Recessive traits are largely debilitating or neutral, but the killer detail is that they are recessive. If I understand Mendelian genetics correctly, then it's really hard to randomly breed recessive genes, even with environmental pressure. Net, net, net extinction is the actual road when environmental pressures overwhelm a creatures ability to survive in that environment. It takes the mind of man to consciously breed in or out recessive traits and the results are most often a weakened domesticated creature/plant v. it's wild competitors. Dandelions v. domesticated roses comes to mind.
I just see this as a major flaw in the currently postulated Theory of Evolution. For the record I'm agnostic on the issue overall. I believe in God and the correct understanding of Genesis' Hebrew doesn't preclude very long times or activities between 'days'. Nor is methodology spelled out in creation, other than it is by God's power, which by definition is limitless or else he wouldn't be God.
I also accept as fundamental that science cannot rely on faith and that the scientific method is an effective means for discovering new physical truths. None of that threatens my belief system.
First of all, you need to think of tiny pin-feathers such as those in chicken or duck chicks.
Iirc, they are made of the same basic material as fish scales -- so perhaps "feathers" began as modified fish scales.
These early feathers are not flight feathers, they only serve to keep the little critters warm, and do not need much cleaning.
Indeed such feathers are also thought to be precursors of mammalian hair.
So, now we have dinosaurs running around with little pin-feathers to keep warm.
Perhaps when they grow to gigantic sauropods they no longer need, and so lose, those feathers.
But if animals stay small, agile & quick, if they learn to climb trees, then over time, the ability to launch themselves through the air could provide a competitive advantage, and now genetic mutations which enhance that will be naturally selected.
Yes, at some point, birds will need to learn feather-cleaning, but not necessarily from Day-One.
1010RD: "By environmental chance this recessive trait comes during a time of reduced temperature.
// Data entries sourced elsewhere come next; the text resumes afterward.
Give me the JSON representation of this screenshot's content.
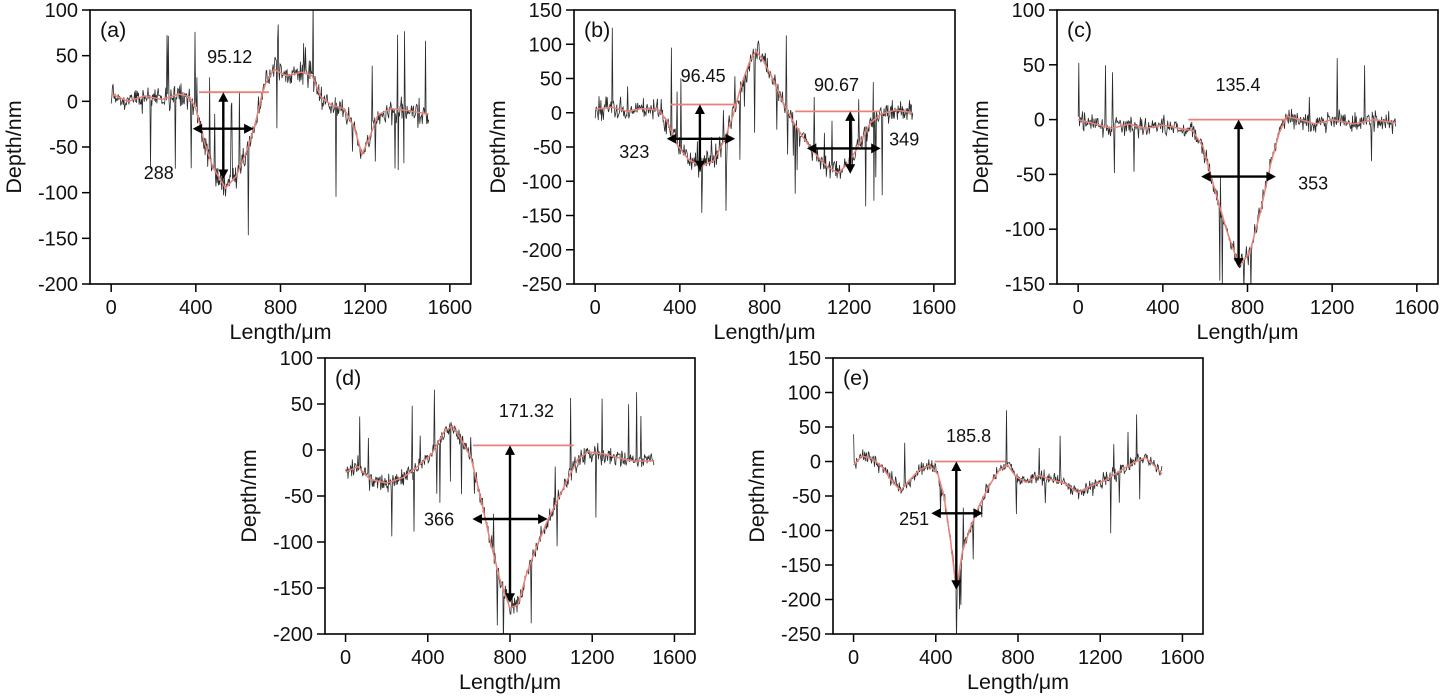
{
  "figure": {
    "xlabel": "Length/μm",
    "ylabel": "Depth/nm"
  },
  "chart_data": [
    {
      "type": "line",
      "label": "(a)",
      "seed": 11,
      "xlabel": "Length/μm",
      "ylabel": "Depth/nm",
      "xlim": [
        -100,
        1700
      ],
      "ylim": [
        -200,
        100
      ],
      "xticks": [
        0,
        400,
        800,
        1200,
        1600
      ],
      "yticks": [
        100,
        50,
        0,
        -50,
        -100,
        -150,
        -200
      ],
      "noise": 20,
      "trace_color": "#2b2b2b",
      "smooth_color": "#e8837a",
      "profile": [
        [
          0,
          8
        ],
        [
          80,
          0
        ],
        [
          160,
          6
        ],
        [
          240,
          2
        ],
        [
          320,
          8
        ],
        [
          370,
          5
        ],
        [
          400,
          -8
        ],
        [
          440,
          -45
        ],
        [
          480,
          -72
        ],
        [
          540,
          -95
        ],
        [
          590,
          -82
        ],
        [
          640,
          -55
        ],
        [
          680,
          -25
        ],
        [
          710,
          5
        ],
        [
          730,
          20
        ],
        [
          770,
          35
        ],
        [
          830,
          28
        ],
        [
          900,
          32
        ],
        [
          950,
          28
        ],
        [
          990,
          5
        ],
        [
          1040,
          -4
        ],
        [
          1100,
          -8
        ],
        [
          1150,
          -30
        ],
        [
          1185,
          -58
        ],
        [
          1220,
          -40
        ],
        [
          1260,
          -15
        ],
        [
          1320,
          -8
        ],
        [
          1400,
          -10
        ],
        [
          1500,
          -14
        ]
      ],
      "grooves": [
        {
          "baseline": {
            "y": 10,
            "x1": 415,
            "x2": 745
          },
          "v_arrow": {
            "x": 530,
            "y1": 10,
            "y2": -85
          },
          "h_arrow": {
            "y": -30,
            "x1": 385,
            "x2": 673
          },
          "depth_label": {
            "text": "95.12",
            "x": 560,
            "y": 42
          },
          "width_label": {
            "text": "288",
            "x": 225,
            "y": -85
          }
        }
      ]
    },
    {
      "type": "line",
      "label": "(b)",
      "seed": 22,
      "xlabel": "Length/μm",
      "ylabel": "Depth/nm",
      "xlim": [
        -100,
        1700
      ],
      "ylim": [
        -250,
        150
      ],
      "xticks": [
        0,
        400,
        800,
        1200,
        1600
      ],
      "yticks": [
        150,
        100,
        50,
        0,
        -50,
        -100,
        -150,
        -200,
        -250
      ],
      "noise": 24,
      "trace_color": "#2b2b2b",
      "smooth_color": "#e8837a",
      "profile": [
        [
          0,
          5
        ],
        [
          80,
          8
        ],
        [
          150,
          2
        ],
        [
          220,
          6
        ],
        [
          300,
          4
        ],
        [
          340,
          -12
        ],
        [
          390,
          -48
        ],
        [
          440,
          -68
        ],
        [
          500,
          -78
        ],
        [
          560,
          -70
        ],
        [
          610,
          -40
        ],
        [
          650,
          -5
        ],
        [
          690,
          40
        ],
        [
          730,
          75
        ],
        [
          760,
          90
        ],
        [
          790,
          78
        ],
        [
          830,
          55
        ],
        [
          880,
          20
        ],
        [
          930,
          -10
        ],
        [
          980,
          -35
        ],
        [
          1040,
          -60
        ],
        [
          1100,
          -80
        ],
        [
          1150,
          -88
        ],
        [
          1200,
          -72
        ],
        [
          1250,
          -45
        ],
        [
          1300,
          -15
        ],
        [
          1350,
          -2
        ],
        [
          1420,
          4
        ],
        [
          1500,
          0
        ]
      ],
      "grooves": [
        {
          "baseline": {
            "y": 12,
            "x1": 355,
            "x2": 665
          },
          "v_arrow": {
            "x": 495,
            "y1": 12,
            "y2": -84
          },
          "h_arrow": {
            "y": -38,
            "x1": 338,
            "x2": 661
          },
          "depth_label": {
            "text": "96.45",
            "x": 510,
            "y": 45
          },
          "width_label": {
            "text": "323",
            "x": 185,
            "y": -66
          }
        },
        {
          "baseline": {
            "y": 2,
            "x1": 945,
            "x2": 1345
          },
          "v_arrow": {
            "x": 1205,
            "y1": 2,
            "y2": -89
          },
          "h_arrow": {
            "y": -52,
            "x1": 1000,
            "x2": 1349
          },
          "depth_label": {
            "text": "90.67",
            "x": 1140,
            "y": 32
          },
          "width_label": {
            "text": "349",
            "x": 1460,
            "y": -48
          }
        }
      ]
    },
    {
      "type": "line",
      "label": "(c)",
      "seed": 33,
      "xlabel": "Length/μm",
      "ylabel": "Depth/nm",
      "xlim": [
        -100,
        1700
      ],
      "ylim": [
        -150,
        100
      ],
      "xticks": [
        0,
        400,
        800,
        1200,
        1600
      ],
      "yticks": [
        100,
        50,
        0,
        -50,
        -100,
        -150
      ],
      "noise": 13,
      "trace_color": "#2b2b2b",
      "smooth_color": "#e8837a",
      "profile": [
        [
          0,
          0
        ],
        [
          80,
          -4
        ],
        [
          160,
          -8
        ],
        [
          240,
          -4
        ],
        [
          320,
          -8
        ],
        [
          400,
          -5
        ],
        [
          480,
          -8
        ],
        [
          540,
          -10
        ],
        [
          590,
          -25
        ],
        [
          640,
          -60
        ],
        [
          700,
          -100
        ],
        [
          760,
          -133
        ],
        [
          810,
          -122
        ],
        [
          860,
          -85
        ],
        [
          910,
          -40
        ],
        [
          950,
          -12
        ],
        [
          985,
          3
        ],
        [
          1050,
          0
        ],
        [
          1120,
          -4
        ],
        [
          1200,
          0
        ],
        [
          1300,
          -4
        ],
        [
          1400,
          0
        ],
        [
          1500,
          -3
        ]
      ],
      "grooves": [
        {
          "baseline": {
            "y": 0,
            "x1": 520,
            "x2": 990
          },
          "v_arrow": {
            "x": 758,
            "y1": 0,
            "y2": -135
          },
          "h_arrow": {
            "y": -52,
            "x1": 581,
            "x2": 934
          },
          "depth_label": {
            "text": "135.4",
            "x": 755,
            "y": 26
          },
          "width_label": {
            "text": "353",
            "x": 1110,
            "y": -64
          }
        }
      ]
    },
    {
      "type": "line",
      "label": "(d)",
      "seed": 44,
      "xlabel": "Length/μm",
      "ylabel": "Depth/nm",
      "xlim": [
        -100,
        1700
      ],
      "ylim": [
        -200,
        100
      ],
      "xticks": [
        0,
        400,
        800,
        1200,
        1600
      ],
      "yticks": [
        100,
        50,
        0,
        -50,
        -100,
        -150,
        -200
      ],
      "noise": 15,
      "trace_color": "#2b2b2b",
      "smooth_color": "#e8837a",
      "profile": [
        [
          0,
          -24
        ],
        [
          60,
          -18
        ],
        [
          120,
          -32
        ],
        [
          200,
          -36
        ],
        [
          280,
          -30
        ],
        [
          350,
          -18
        ],
        [
          420,
          -4
        ],
        [
          480,
          20
        ],
        [
          520,
          26
        ],
        [
          560,
          12
        ],
        [
          610,
          -8
        ],
        [
          650,
          -45
        ],
        [
          700,
          -95
        ],
        [
          750,
          -140
        ],
        [
          800,
          -172
        ],
        [
          840,
          -168
        ],
        [
          880,
          -135
        ],
        [
          930,
          -105
        ],
        [
          980,
          -78
        ],
        [
          1030,
          -55
        ],
        [
          1080,
          -32
        ],
        [
          1130,
          -10
        ],
        [
          1180,
          -2
        ],
        [
          1250,
          -4
        ],
        [
          1320,
          -8
        ],
        [
          1400,
          -12
        ],
        [
          1500,
          -12
        ]
      ],
      "grooves": [
        {
          "baseline": {
            "y": 5,
            "x1": 620,
            "x2": 1110
          },
          "v_arrow": {
            "x": 800,
            "y1": 5,
            "y2": -166
          },
          "h_arrow": {
            "y": -75,
            "x1": 617,
            "x2": 983
          },
          "depth_label": {
            "text": "171.32",
            "x": 880,
            "y": 36
          },
          "width_label": {
            "text": "366",
            "x": 455,
            "y": -82
          }
        }
      ]
    },
    {
      "type": "line",
      "label": "(e)",
      "seed": 55,
      "xlabel": "Length/μm",
      "ylabel": "Depth/nm",
      "xlim": [
        -100,
        1700
      ],
      "ylim": [
        -250,
        150
      ],
      "xticks": [
        0,
        400,
        800,
        1200,
        1600
      ],
      "yticks": [
        150,
        100,
        50,
        0,
        -50,
        -100,
        -150,
        -200,
        -250
      ],
      "noise": 16,
      "trace_color": "#2b2b2b",
      "smooth_color": "#e8837a",
      "profile": [
        [
          0,
          -5
        ],
        [
          40,
          8
        ],
        [
          90,
          4
        ],
        [
          140,
          -8
        ],
        [
          190,
          -30
        ],
        [
          230,
          -42
        ],
        [
          270,
          -28
        ],
        [
          320,
          -12
        ],
        [
          370,
          -6
        ],
        [
          410,
          -18
        ],
        [
          440,
          -50
        ],
        [
          470,
          -110
        ],
        [
          500,
          -186
        ],
        [
          530,
          -130
        ],
        [
          570,
          -95
        ],
        [
          610,
          -65
        ],
        [
          660,
          -35
        ],
        [
          710,
          -12
        ],
        [
          750,
          -5
        ],
        [
          790,
          -22
        ],
        [
          840,
          -30
        ],
        [
          900,
          -20
        ],
        [
          960,
          -26
        ],
        [
          1030,
          -32
        ],
        [
          1090,
          -45
        ],
        [
          1150,
          -36
        ],
        [
          1220,
          -28
        ],
        [
          1290,
          -15
        ],
        [
          1360,
          -2
        ],
        [
          1420,
          6
        ],
        [
          1470,
          -8
        ],
        [
          1500,
          -18
        ]
      ],
      "grooves": [
        {
          "baseline": {
            "y": 0,
            "x1": 395,
            "x2": 740
          },
          "v_arrow": {
            "x": 500,
            "y1": 0,
            "y2": -186
          },
          "h_arrow": {
            "y": -75,
            "x1": 378,
            "x2": 629
          },
          "depth_label": {
            "text": "185.8",
            "x": 560,
            "y": 28
          },
          "width_label": {
            "text": "251",
            "x": 295,
            "y": -92
          }
        }
      ]
    }
  ]
}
Allowing the few dinosaurs with featherlike defects (recessive) to survive at a marginally better rate than those with dominant traits. "
I don't know where you get the idea that all mutations are recessive, not certain that's true.
But even recessive genes will get passed on, if they provide a selective advantage -- it will simply require both parents to carry it.
If the advantage is significant, and both parents carry the recessive gene, then their offspring will be stunningly more successful than any others, and the problem of recessiveness will eventually disappear.
1010RD: "I just see this as a major flaw in the currently postulated Theory of Evolution."
But the human genome is "full" of relatively recent mutations adapted because of their selective advantages.
Off the top of my head I can name milk tolerance in adults, high altitude tolerance in Tibetans, and also in South Americans with different mutations, and sickle cells to combat malaria.
Even if these all began as recessive genes, they were quickly adopted by populations which needed them.
So what exactly is your problem with that?